Objective: This work presents an approach that combined mutation testing and the concept of primitive arcs, used in the context of control-flow testing criteria, to reduce the cost of mutation testing. Overall, the goal was to verify if the execution of a subset of mutants located on the primitive arcs of a program under testing reduces the number of mutants and maintains a high mutation score. Next, this work evaluated the relationship between minimal mutants and primitive arcs. If both hypotheses confirm, it is possible to design new testing criteria based on the results obtained.
Method: This work presented an experimental study to evaluate the proposed approach. To carry out the experiment, this work considered a set of 29 programs in C already used in other studies involving mutation testing.
Results: The results showed that the approach reduced the number of mutants and achieved a high mutation score. Besides, the results showed that the primitive arcs concentrated a high percentage of minimal mutants. Then, the approach was compared to random mutation. The results showed that mutation on primitive arcs was slightly better than random mutation. Finally, this work presents a set of testing criteria based on the results obtained.

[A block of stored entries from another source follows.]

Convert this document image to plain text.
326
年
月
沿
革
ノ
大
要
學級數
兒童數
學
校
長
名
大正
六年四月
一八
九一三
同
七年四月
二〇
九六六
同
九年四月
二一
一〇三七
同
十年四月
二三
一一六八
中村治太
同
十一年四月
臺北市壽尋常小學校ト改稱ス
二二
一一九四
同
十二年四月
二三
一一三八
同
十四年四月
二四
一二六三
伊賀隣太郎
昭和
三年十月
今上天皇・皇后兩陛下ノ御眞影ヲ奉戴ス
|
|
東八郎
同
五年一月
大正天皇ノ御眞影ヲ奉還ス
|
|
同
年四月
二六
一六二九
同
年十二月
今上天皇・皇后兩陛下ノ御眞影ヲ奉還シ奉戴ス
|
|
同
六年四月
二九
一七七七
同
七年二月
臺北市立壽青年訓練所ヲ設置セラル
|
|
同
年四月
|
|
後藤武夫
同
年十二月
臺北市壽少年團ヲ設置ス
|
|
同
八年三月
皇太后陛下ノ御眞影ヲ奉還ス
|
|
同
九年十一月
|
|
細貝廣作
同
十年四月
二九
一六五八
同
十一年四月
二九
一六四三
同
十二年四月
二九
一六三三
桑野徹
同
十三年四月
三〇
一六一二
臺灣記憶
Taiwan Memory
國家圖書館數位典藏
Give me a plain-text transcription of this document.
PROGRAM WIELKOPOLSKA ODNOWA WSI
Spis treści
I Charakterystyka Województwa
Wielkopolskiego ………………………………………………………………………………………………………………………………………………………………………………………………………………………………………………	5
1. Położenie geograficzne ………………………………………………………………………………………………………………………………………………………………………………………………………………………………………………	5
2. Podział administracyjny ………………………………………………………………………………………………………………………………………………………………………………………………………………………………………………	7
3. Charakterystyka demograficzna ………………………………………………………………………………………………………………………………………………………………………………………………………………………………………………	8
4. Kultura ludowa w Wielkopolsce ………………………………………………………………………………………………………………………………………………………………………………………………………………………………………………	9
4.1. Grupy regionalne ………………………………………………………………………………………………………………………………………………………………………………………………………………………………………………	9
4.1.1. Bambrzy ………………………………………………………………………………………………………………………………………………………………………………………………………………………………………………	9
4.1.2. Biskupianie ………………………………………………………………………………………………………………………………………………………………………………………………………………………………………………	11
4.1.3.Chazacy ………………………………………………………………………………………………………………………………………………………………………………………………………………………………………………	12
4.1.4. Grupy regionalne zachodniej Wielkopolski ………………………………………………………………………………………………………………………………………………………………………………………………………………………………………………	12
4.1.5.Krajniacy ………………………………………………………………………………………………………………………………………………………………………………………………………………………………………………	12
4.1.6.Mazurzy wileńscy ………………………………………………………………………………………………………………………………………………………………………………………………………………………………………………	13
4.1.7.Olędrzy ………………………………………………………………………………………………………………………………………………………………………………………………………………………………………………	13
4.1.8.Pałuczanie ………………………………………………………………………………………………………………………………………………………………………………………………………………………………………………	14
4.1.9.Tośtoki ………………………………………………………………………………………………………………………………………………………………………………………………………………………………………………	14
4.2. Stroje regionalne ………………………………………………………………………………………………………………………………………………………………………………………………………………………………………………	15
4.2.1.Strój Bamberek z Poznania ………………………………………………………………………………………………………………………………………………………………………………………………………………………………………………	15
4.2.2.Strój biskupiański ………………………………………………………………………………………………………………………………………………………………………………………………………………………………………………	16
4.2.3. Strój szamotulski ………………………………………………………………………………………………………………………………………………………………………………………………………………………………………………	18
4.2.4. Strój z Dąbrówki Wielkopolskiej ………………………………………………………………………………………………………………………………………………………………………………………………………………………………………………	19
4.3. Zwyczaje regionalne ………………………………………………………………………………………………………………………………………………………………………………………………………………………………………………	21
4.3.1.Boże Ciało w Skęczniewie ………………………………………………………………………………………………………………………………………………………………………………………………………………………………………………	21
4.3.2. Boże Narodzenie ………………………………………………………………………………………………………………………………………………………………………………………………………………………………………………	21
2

Conclusion: Although powerful to detect faults, mutation testing still requires some improvements to large use in industry. The proposed approach may guide further works once the results obtained showed that the combination of mutation testing and primitive arcs might be a promising alternative. Thus, a broad experimental study using industry level programs and different test suites, may bring different results and hence, bring some contribution to the community.